Flying with Biofuels

The environmental impact of air travel is staggering.  According to the David Suzuki Foundation, recreational air travel could be responsible for nearly ten percent of the climate change caused by human activity, and air travel has the greatest per-traveler environmental impact of any form of transportation, at every distance.  With the number of people traveling by plane rising every year, it’s clear that the airline industry needs to explore alternate ways of fueling their flights.  One airline that is taking the lead in this area is Alaska Airlines.

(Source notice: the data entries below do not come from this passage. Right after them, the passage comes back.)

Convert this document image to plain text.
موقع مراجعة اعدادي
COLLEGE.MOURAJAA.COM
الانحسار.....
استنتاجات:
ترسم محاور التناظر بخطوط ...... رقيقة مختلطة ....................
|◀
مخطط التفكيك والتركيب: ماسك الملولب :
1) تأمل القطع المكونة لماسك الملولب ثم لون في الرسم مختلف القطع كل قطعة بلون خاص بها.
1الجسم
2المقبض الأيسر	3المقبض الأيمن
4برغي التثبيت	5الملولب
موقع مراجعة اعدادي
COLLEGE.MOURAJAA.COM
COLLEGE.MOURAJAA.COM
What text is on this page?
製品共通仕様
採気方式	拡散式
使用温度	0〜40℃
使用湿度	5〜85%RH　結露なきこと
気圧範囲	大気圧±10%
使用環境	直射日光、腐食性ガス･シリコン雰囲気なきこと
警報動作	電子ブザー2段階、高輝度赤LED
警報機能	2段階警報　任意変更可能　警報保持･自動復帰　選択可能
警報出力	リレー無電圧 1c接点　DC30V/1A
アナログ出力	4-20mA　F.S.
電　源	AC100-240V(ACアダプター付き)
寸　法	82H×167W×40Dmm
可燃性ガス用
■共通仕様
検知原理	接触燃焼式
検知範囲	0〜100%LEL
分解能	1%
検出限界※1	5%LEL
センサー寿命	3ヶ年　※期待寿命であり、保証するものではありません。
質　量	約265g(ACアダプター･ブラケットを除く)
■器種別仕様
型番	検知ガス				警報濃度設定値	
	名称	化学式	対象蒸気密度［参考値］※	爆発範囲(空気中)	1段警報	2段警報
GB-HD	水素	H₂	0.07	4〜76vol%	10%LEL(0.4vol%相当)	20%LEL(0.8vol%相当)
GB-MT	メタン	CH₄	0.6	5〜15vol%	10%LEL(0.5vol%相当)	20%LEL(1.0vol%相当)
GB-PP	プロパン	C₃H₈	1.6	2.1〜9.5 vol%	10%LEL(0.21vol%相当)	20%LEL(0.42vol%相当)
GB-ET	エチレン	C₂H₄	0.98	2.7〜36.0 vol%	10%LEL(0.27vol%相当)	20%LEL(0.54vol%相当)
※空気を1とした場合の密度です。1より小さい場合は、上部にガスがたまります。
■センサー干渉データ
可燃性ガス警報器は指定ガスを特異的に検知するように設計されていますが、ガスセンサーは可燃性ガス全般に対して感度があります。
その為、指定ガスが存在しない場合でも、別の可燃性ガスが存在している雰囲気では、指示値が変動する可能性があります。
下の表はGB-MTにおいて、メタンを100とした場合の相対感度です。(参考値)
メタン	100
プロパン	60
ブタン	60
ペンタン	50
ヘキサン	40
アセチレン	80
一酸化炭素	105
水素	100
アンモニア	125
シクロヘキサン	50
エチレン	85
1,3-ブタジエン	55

In November 2016, Alaska Airlines flew the world’s very first commercial flight powered in part by forest residuals biofuels.  The flight traveled from the Seattle-Tacoma International Airport to Reagan National Airport in Washington, D.C., and twenty percent of its fuel was a brand-new, sustainable biofuel.  This new biofuel was manufactured by Gevo, Inc., a Colorado-based biofuel company that has worked with both military and commercial airlines.  It manufactured its biofuel blend for Alaska Airlines from sustainable Pacific Northwest forest residuals, or the parts of trees that are left after environmentally-friendly logging occurs.  The forest residuals were shared by Indigenous communities who have a long history of using every plant and animal to its fullest.

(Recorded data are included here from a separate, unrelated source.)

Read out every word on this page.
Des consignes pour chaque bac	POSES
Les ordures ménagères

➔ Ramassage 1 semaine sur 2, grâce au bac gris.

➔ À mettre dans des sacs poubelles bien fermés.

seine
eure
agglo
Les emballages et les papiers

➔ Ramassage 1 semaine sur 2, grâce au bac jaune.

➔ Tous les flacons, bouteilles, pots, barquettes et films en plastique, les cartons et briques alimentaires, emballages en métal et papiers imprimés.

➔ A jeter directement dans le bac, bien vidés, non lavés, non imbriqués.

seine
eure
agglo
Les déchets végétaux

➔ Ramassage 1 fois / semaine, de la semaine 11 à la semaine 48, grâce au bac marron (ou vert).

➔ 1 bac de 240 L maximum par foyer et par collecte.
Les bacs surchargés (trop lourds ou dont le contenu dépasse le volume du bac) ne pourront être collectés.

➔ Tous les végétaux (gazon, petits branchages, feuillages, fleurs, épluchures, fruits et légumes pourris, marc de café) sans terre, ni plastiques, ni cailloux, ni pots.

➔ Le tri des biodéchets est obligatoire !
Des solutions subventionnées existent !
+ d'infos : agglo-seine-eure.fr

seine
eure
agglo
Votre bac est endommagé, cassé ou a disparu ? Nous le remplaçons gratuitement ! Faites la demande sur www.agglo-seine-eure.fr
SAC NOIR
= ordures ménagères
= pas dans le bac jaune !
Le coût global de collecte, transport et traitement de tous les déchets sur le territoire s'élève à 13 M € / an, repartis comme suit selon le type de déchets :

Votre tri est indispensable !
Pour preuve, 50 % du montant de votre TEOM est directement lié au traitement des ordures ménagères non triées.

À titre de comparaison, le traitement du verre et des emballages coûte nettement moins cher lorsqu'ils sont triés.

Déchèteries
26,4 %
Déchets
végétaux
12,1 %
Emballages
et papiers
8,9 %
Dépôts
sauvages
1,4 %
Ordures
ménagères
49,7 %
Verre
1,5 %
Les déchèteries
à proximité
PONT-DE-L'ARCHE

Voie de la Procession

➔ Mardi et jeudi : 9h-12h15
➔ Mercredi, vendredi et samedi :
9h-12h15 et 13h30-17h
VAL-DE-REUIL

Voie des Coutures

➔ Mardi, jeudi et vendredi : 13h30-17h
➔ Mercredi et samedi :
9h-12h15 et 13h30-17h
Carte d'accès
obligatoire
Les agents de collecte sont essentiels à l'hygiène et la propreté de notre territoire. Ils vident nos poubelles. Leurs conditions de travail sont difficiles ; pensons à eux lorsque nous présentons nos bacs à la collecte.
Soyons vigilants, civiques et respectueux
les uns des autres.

Sustainable biofuels are the most useful tool that airlines have in their arsenal to reduce the environmental impact of mass consumer airline travel.  Alaska Airlines notes that the flight that was powered by their twenty percent biofuel blend emitted almost seventy percent less carbon dioxide than it would have if it had been powered entirely by standard jet fuel.  Gevo Inc. believes that if the aviation industry commits to powering flights with biofuels, they could reach their goal of cutting carbon dioxide emissions in half by 2050.  If Alaska Airlines could replace only one fifth of the fuel it uses at the Seattle-Tacoma International Airport with similar biofuels, it would have the same positive impact as taking 30,000 cars off the road for a year.  Unfortunately, biofuels are currently much more expensive than traditional jet fuels, so the industry will rely need further innovation and regulation to make biofuel standard on all commercial flights.

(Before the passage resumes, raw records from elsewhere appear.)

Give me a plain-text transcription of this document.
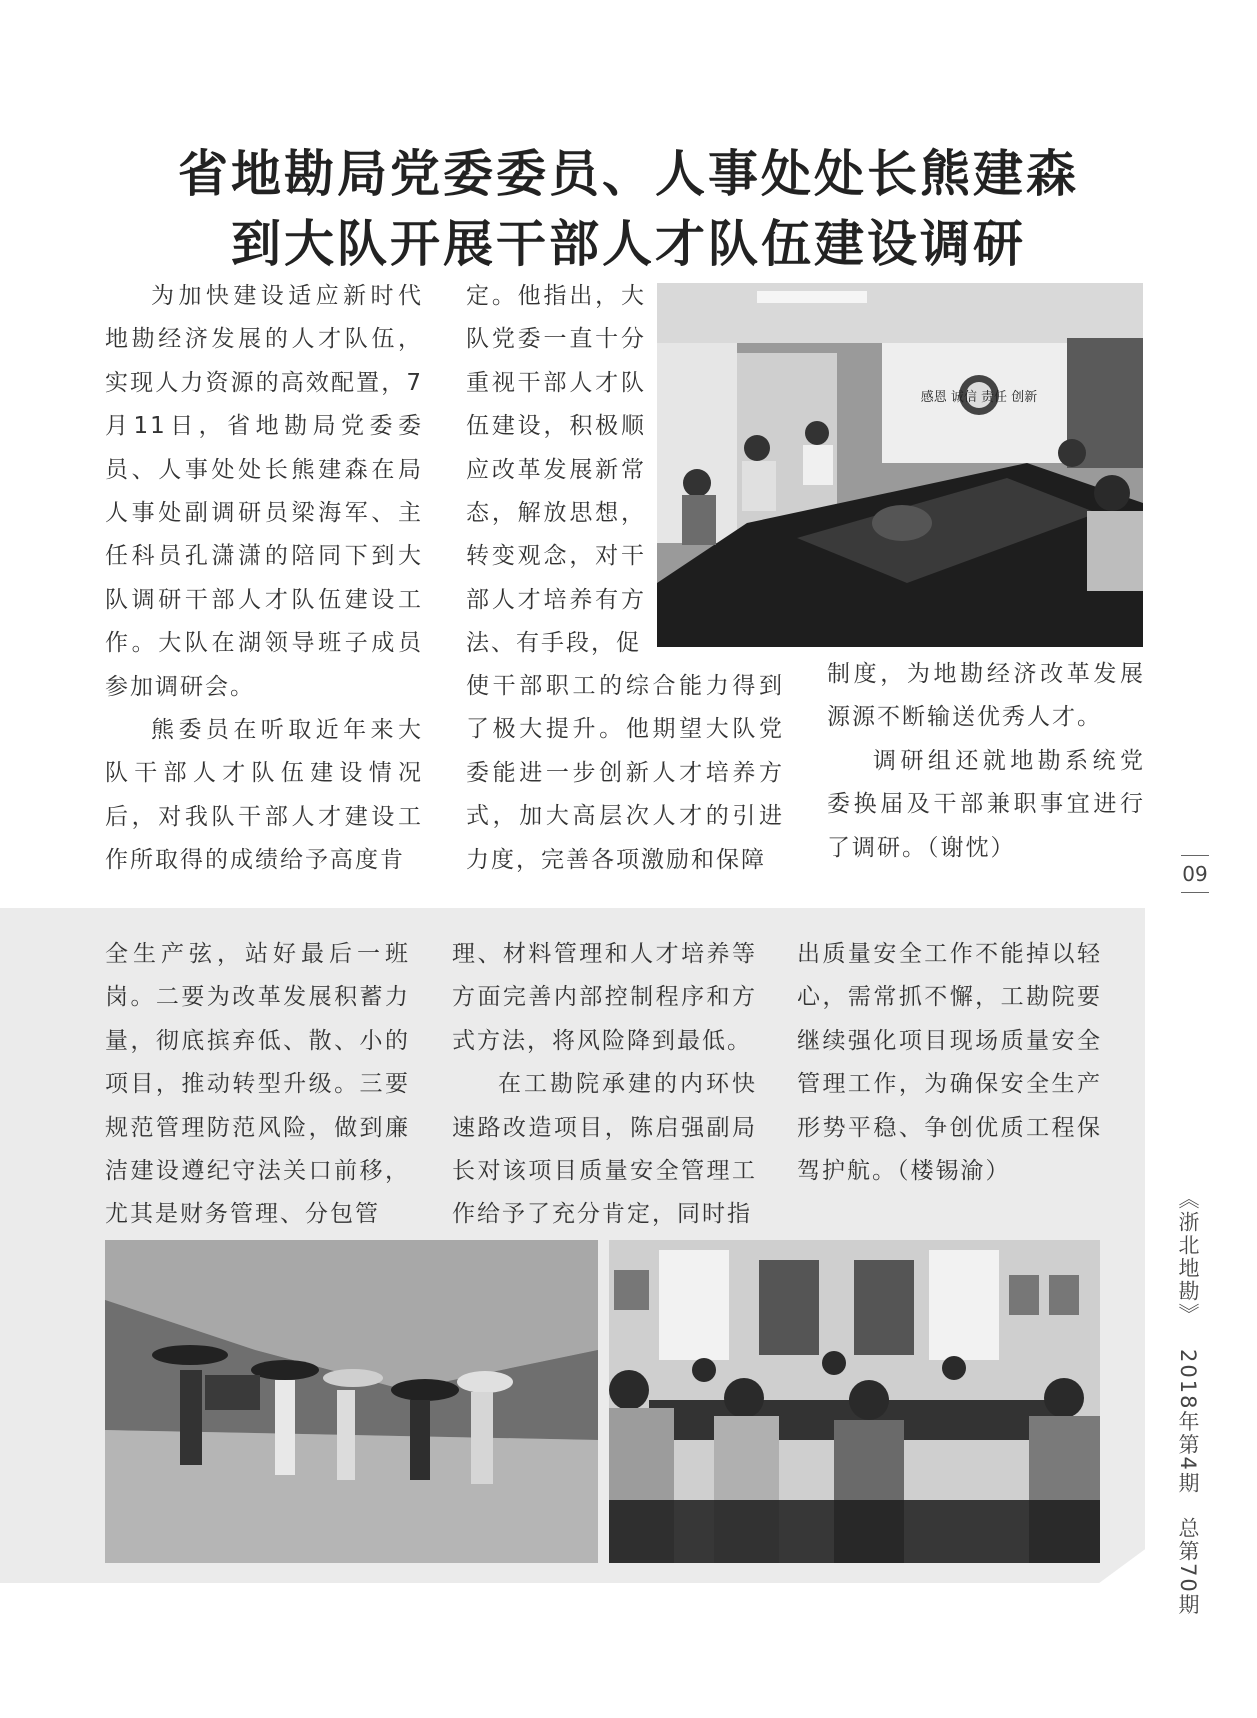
省地勘局党委委员、人事处处长熊建森
到大队开展干部人才队伍建设调研

为加快建设适应新时代地勘经济发展的人才队伍，实现人力资源的高效配置，7月11日，省地勘局党委委员、人事处处长熊建森在局人事处副调研员梁海军、主任科员孔潇潇的陪同下到大队调研干部人才队伍建设工作。大队在湖领导班子成员参加调研会。

熊委员在听取近年来大队干部人才队伍建设情况后，对我队干部人才建设工作所取得的成绩给予高度肯

定。他指出，大队党委一直十分重视干部人才队伍建设，积极顺应改革发展新常态，解放思想，转变观念，对干部人才培养有方法、有手段，促

使干部职工的综合能力得到了极大提升。他期望大队党委能进一步创新人才培养方式，加大高层次人才的引进力度，完善各项激励和保障

制度，为地勘经济改革发展源源不断输送优秀人才。

调研组还就地勘系统党委换届及干部兼职事宜进行了调研。（谢忱）

感恩 诚信 责任 创新
09

全生产弦，站好最后一班岗。二要为改革发展积蓄力量，彻底摈弃低、散、小的项目，推动转型升级。三要规范管理防范风险，做到廉洁建设遵纪守法关口前移，尤其是财务管理、分包管

理、材料管理和人才培养等方面完善内部控制程序和方式方法，将风险降到最低。

在工勘院承建的内环快速路改造项目，陈启强副局长对该项目质量安全管理工作给予了充分肯定，同时指

出质量安全工作不能掉以轻心，需常抓不懈，工勘院要继续强化项目现场质量安全管理工作，为确保安全生产形势平稳、争创优质工程保驾护航。（楼锡渝）

《浙北地勘》 2018年第4期 总第70期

If you would like to see airlines using more biofuels, start by writing letters to your favorite airlines and to your local lawmakers.  In the meantime, you can reduce the ecological footprint of your air travel in a few different ways.  First, choose direct flights instead of flights with stopovers, as planes use most of their fuel during take-off and landing.  Then, book seats in economy class or on budget airlines, as this allows more passengers to fit on a single flight.  Finally, pack as light as possible, because less onboard weight means less fuel can be used.  To really make a difference, though, consider traveling by bus or train, because they both have a much smaller carbon footprint than air travel.